I am getting different results when Randomized PCA
with sparse and dense matrices:
import numpy as np
import scipy.sparse as scsp
from sklearn.decomposition import RandomizedPCA
x = np.matrix([[1,2,3,2,0,0,0,0],
[2,3,1,0,0,0,0,3],
[1,0,0,0,2,3,2,0],
[3,0,0,0,4,5,6,0],
[0,0,4,0,0,5,6,7],
[0,6,4,5,6,0,0,0],
[7,0,5,0,7,9,0,0]])
csr_x = scsp.csr_matrix(x)
s_pca = RandomizedPCA(n_components=2)
s_pca_scores = s_pca.fit_transform(csr_x)
s_pca_weights = s_pca.explained_variance_ratio_
d_pca = RandomizedPCA(n_components=2)
d_pca_scores = s_pca.fit_transform(x)
d_pca_weights = s_pca.explained_variance_ratio_
print 'sparse matrix scores {}'.format(s_pca_scores)
print 'dense matrix scores {}'.format(d_pca_scores)
print 'sparse matrix weights {}'.format(s_pca_weights)

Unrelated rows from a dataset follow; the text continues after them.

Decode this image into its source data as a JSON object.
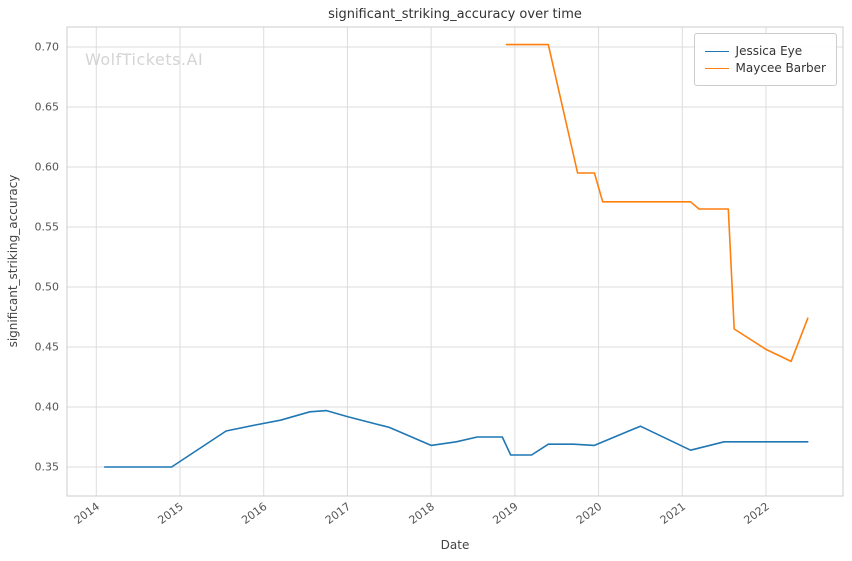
{
  "watermark": "WolfTickets.AI",
  "chart_data": {
    "type": "line",
    "title": "significant_striking_accuracy over time",
    "xlabel": "Date",
    "ylabel": "significant_striking_accuracy",
    "grid": true,
    "legend_position": "upper right",
    "xlim": [
      2013.65,
      2022.92
    ],
    "ylim": [
      0.3258,
      0.7167
    ],
    "x_ticks": [
      {
        "v": 2014,
        "label": "2014"
      },
      {
        "v": 2015,
        "label": "2015"
      },
      {
        "v": 2016,
        "label": "2016"
      },
      {
        "v": 2017,
        "label": "2017"
      },
      {
        "v": 2018,
        "label": "2018"
      },
      {
        "v": 2019,
        "label": "2019"
      },
      {
        "v": 2020,
        "label": "2020"
      },
      {
        "v": 2021,
        "label": "2021"
      },
      {
        "v": 2022,
        "label": "2022"
      }
    ],
    "y_ticks": [
      {
        "v": 0.35,
        "label": "0.35"
      },
      {
        "v": 0.4,
        "label": "0.40"
      },
      {
        "v": 0.45,
        "label": "0.45"
      },
      {
        "v": 0.5,
        "label": "0.50"
      },
      {
        "v": 0.55,
        "label": "0.55"
      },
      {
        "v": 0.6,
        "label": "0.60"
      },
      {
        "v": 0.65,
        "label": "0.65"
      },
      {
        "v": 0.7,
        "label": "0.70"
      }
    ],
    "series": [
      {
        "name": "Jessica Eye",
        "color": "#1f77b4",
        "x": [
          2014.1,
          2014.9,
          2015.55,
          2015.9,
          2016.2,
          2016.55,
          2016.75,
          2017.0,
          2017.5,
          2018.0,
          2018.3,
          2018.55,
          2018.85,
          2018.95,
          2019.2,
          2019.4,
          2019.7,
          2019.95,
          2020.5,
          2021.1,
          2021.5,
          2022.0,
          2022.5
        ],
        "y": [
          0.35,
          0.35,
          0.38,
          0.385,
          0.389,
          0.396,
          0.397,
          0.392,
          0.383,
          0.368,
          0.371,
          0.375,
          0.375,
          0.36,
          0.36,
          0.369,
          0.369,
          0.368,
          0.384,
          0.364,
          0.371,
          0.371,
          0.371
        ]
      },
      {
        "name": "Maycee Barber",
        "color": "#ff7f0e",
        "x": [
          2018.9,
          2019.4,
          2019.75,
          2019.95,
          2020.05,
          2021.1,
          2021.2,
          2021.55,
          2021.62,
          2022.0,
          2022.3,
          2022.5
        ],
        "y": [
          0.702,
          0.702,
          0.595,
          0.595,
          0.571,
          0.571,
          0.565,
          0.565,
          0.465,
          0.448,
          0.438,
          0.474
        ]
      }
    ]
  }
}
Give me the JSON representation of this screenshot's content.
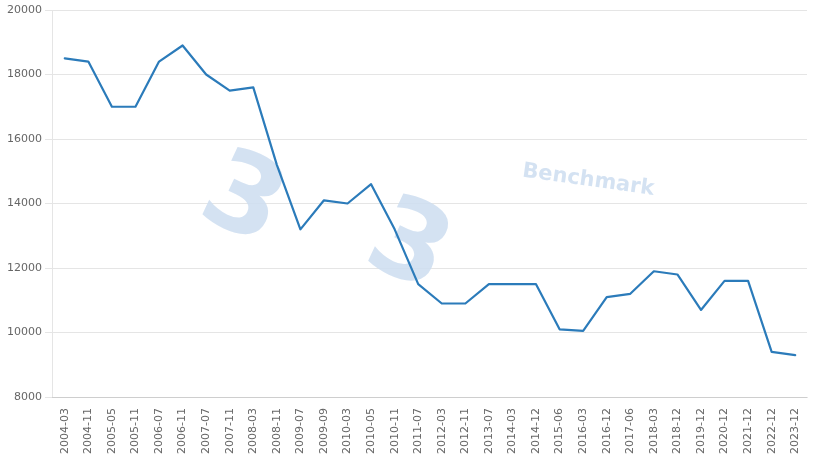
{
  "chart_data": {
    "type": "line",
    "categories": [
      "2004-03",
      "2004-11",
      "2005-05",
      "2005-11",
      "2006-07",
      "2006-11",
      "2007-07",
      "2007-11",
      "2008-03",
      "2008-11",
      "2009-07",
      "2009-09",
      "2010-03",
      "2010-05",
      "2010-11",
      "2011-07",
      "2012-03",
      "2012-11",
      "2013-07",
      "2014-03",
      "2014-12",
      "2015-06",
      "2016-03",
      "2016-12",
      "2017-06",
      "2018-03",
      "2018-12",
      "2019-12",
      "2020-12",
      "2021-12",
      "2022-12",
      "2023-12"
    ],
    "values": [
      18500,
      18400,
      17000,
      17000,
      18400,
      18900,
      18000,
      17500,
      17600,
      15200,
      13200,
      14100,
      14000,
      14600,
      13200,
      11500,
      10900,
      10900,
      11500,
      11500,
      11500,
      10100,
      10050,
      11100,
      11200,
      11900,
      11800,
      10700,
      11600,
      11600,
      9400,
      9300
    ],
    "color": "#2b7bba",
    "ylim": [
      8000,
      20000
    ],
    "yticks": [
      8000,
      10000,
      12000,
      14000,
      16000,
      18000,
      20000
    ],
    "grid": true,
    "annotations": [
      "3",
      "3",
      "Benchmark"
    ]
  }
}
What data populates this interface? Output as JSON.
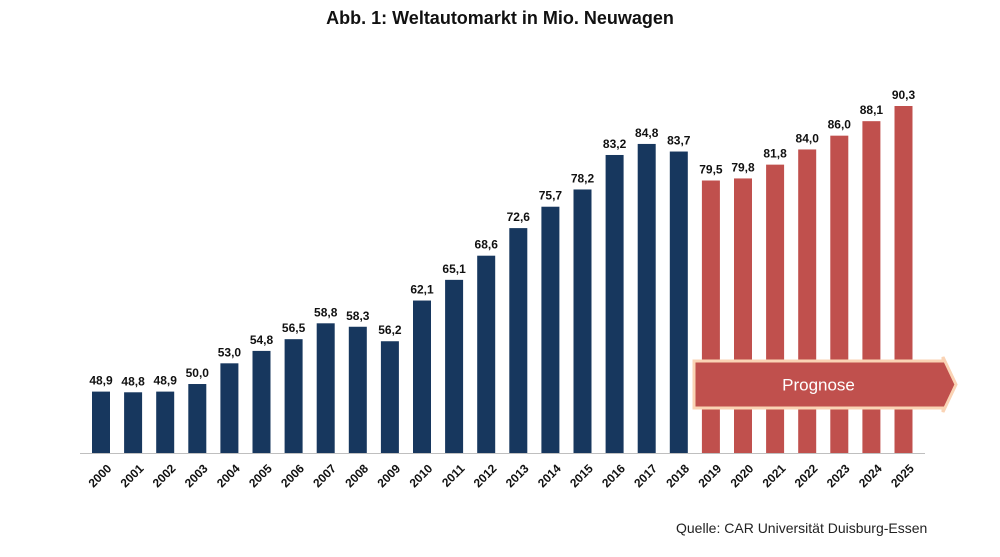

print 'dense matrix weights {}'.format(d_pca_weights)
Result:
sparse matrix scores [[ 1.90912166 2.37266113]
[ 1.98826835 0.67329466]
[ 3.71153199 -1.00492408]
[ 7.76361811 -2.60901625]
[ 7.39263662 -5.8950472 ]
[ 5.58268666 7.97259172]
[ 13.19312194 1.30282165]]
dense matrix scores [[-4.23432815 0.43110596]
[-3.87576857 -1.36999888]
[-0.05168291 -1.02612363]
[ 3.66039297 -1.38544473]
[ 1.48948352 -7.0723618 ]
[-4.97601287 5.49128164]
[ 7.98791603 4.93154146]]
sparse matrix weights [ 0.74988508 0.25011492]
dense matrix weights [ 0.55596761 0.44403239]
The dense version gives the results with normal PCA, but what is going on when the matrix is sparse? Why are results different?